Prediction of Optimal Facial Electromyographic Sensor Configurations for Human-Machine Interface Control.
Vojtech JM., Cler GJ., Stepp CE.
Surface electromyography (sEMG) is a promising computer access method for individuals with motor impairments. However, optimal sensor placement is a tedious task requiring trial-and-error by an expert, particularly when recording from facial musculature likely to be spared in individuals with neurological impairments. We sought to reduce the sEMG sensor configuration complexity by using quantitative signal features extracted from a short calibration task to predict human-machine interface (HMI) performance. A cursor control system allowed individuals to activate specific sEMG-targeted muscles to control an onscreen cursor and navigate a target selection task. The task was repeated for a range of sensor configurations to elicit a range of signal qualities.

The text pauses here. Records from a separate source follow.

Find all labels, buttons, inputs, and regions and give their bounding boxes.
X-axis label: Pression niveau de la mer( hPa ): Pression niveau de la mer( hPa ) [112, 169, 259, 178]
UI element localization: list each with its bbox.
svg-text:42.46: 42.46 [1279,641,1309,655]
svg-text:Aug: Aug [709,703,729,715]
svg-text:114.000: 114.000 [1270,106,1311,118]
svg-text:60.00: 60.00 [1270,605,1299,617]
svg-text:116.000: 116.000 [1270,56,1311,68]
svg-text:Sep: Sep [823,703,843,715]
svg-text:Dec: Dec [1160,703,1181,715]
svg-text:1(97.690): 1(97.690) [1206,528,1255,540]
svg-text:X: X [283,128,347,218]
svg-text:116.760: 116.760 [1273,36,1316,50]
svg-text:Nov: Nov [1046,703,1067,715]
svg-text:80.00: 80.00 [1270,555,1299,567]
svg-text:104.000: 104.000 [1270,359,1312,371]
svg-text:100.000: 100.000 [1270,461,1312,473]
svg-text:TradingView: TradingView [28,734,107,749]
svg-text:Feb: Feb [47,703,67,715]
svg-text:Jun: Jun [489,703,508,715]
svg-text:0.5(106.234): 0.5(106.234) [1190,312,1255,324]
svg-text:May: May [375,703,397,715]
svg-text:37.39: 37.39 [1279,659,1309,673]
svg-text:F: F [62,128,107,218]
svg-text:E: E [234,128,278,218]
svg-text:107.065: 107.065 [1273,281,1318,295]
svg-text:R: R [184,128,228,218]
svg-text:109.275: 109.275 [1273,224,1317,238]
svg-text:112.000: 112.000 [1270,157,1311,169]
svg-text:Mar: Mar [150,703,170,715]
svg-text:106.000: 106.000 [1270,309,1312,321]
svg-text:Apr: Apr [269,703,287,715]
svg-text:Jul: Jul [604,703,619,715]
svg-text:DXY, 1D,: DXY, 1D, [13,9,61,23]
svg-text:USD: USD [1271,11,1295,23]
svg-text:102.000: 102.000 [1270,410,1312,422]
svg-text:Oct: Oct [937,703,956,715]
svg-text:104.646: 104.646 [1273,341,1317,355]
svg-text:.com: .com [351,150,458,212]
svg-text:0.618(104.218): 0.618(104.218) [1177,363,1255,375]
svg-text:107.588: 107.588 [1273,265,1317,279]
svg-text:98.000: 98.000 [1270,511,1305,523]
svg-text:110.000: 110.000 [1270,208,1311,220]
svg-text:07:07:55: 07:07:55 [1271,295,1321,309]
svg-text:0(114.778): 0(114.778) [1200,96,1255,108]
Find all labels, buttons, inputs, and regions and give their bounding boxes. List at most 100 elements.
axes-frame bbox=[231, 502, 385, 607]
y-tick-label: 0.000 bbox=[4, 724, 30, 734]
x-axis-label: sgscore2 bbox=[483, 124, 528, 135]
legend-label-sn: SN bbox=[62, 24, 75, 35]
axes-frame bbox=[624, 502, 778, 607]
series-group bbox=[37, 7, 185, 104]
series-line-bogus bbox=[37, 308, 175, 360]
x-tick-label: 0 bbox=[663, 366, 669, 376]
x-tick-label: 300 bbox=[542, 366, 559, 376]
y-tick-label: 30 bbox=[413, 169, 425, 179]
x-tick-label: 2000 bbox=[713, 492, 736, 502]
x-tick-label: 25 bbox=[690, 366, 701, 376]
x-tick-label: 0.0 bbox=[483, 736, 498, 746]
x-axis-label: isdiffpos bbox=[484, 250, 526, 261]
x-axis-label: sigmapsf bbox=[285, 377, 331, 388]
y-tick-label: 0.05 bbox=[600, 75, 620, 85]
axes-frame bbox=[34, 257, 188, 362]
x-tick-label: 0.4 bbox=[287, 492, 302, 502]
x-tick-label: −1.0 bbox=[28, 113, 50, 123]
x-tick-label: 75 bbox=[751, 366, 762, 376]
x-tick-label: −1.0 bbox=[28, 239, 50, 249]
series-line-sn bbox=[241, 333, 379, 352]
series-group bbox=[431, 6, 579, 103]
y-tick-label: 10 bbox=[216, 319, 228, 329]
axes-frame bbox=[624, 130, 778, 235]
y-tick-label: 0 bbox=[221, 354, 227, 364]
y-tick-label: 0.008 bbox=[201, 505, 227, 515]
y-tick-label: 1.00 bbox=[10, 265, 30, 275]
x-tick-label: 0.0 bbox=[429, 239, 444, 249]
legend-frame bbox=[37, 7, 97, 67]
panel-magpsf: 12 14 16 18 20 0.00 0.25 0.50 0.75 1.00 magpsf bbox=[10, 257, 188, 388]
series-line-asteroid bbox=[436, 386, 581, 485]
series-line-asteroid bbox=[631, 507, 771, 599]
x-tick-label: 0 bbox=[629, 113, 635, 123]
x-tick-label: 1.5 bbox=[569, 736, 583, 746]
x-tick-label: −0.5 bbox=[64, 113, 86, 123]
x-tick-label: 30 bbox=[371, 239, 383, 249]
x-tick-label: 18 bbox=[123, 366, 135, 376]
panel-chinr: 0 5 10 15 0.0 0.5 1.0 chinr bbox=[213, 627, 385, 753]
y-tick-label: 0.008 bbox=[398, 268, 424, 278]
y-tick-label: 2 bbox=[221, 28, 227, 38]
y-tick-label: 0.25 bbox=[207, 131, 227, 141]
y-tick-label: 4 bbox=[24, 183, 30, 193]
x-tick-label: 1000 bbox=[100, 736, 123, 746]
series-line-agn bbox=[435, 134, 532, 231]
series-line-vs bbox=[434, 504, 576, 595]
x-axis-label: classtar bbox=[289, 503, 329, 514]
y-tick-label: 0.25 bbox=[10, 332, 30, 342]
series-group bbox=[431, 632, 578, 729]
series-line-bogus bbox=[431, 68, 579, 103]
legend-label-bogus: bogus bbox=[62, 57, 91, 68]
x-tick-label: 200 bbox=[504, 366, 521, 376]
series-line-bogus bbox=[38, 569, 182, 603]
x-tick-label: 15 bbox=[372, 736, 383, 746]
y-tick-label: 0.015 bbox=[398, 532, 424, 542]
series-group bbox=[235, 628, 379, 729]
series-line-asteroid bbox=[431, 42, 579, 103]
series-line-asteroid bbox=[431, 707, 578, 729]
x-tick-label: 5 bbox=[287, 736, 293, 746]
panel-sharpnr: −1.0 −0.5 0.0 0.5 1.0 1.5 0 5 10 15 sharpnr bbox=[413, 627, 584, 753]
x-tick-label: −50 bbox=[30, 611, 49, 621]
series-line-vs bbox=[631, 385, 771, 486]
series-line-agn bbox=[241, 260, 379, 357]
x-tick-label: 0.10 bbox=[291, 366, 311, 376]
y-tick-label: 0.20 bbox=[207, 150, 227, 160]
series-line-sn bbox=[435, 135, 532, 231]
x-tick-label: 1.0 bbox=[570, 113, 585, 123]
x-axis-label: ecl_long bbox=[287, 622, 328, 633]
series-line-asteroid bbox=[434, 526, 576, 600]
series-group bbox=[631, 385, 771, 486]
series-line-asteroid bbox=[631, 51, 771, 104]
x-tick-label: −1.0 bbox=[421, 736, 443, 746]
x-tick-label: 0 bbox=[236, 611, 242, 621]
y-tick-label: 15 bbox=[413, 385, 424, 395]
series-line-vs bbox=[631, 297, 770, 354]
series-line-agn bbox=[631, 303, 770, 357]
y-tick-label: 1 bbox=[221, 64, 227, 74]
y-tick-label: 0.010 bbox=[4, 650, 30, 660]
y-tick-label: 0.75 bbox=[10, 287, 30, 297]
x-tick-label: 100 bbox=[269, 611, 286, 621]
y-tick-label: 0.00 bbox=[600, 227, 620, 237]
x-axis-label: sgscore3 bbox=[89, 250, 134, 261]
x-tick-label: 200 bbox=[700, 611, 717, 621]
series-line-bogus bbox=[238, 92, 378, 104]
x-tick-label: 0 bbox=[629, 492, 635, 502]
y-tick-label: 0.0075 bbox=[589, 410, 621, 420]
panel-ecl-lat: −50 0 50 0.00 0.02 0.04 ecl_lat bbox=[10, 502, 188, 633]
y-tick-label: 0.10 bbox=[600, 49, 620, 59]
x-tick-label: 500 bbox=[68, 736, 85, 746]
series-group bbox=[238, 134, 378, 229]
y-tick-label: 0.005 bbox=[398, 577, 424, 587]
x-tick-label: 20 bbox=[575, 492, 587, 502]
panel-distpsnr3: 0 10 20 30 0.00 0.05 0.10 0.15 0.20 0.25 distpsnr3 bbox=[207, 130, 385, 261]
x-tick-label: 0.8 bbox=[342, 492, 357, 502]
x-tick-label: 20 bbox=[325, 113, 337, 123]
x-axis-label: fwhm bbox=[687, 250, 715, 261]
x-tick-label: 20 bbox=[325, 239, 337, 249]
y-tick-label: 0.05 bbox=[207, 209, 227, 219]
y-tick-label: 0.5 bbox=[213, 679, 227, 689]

Signal features were extracted from the calibration of each configuration and examined via a principle component factor analysis in order to predict the HMI performance during subsequent tasks. Feature components most influenced by the energy and the complexity of the EMG signal and muscle activity between the sensors were significantly predictive of the HMI performance. However, configuration order had a greater effect on performance than the configurations, suggesting that non-experts can place sEMG sensors in the vicinity of usable muscle sites for computer access and healthy individuals will learn to efficiently control the HMI system.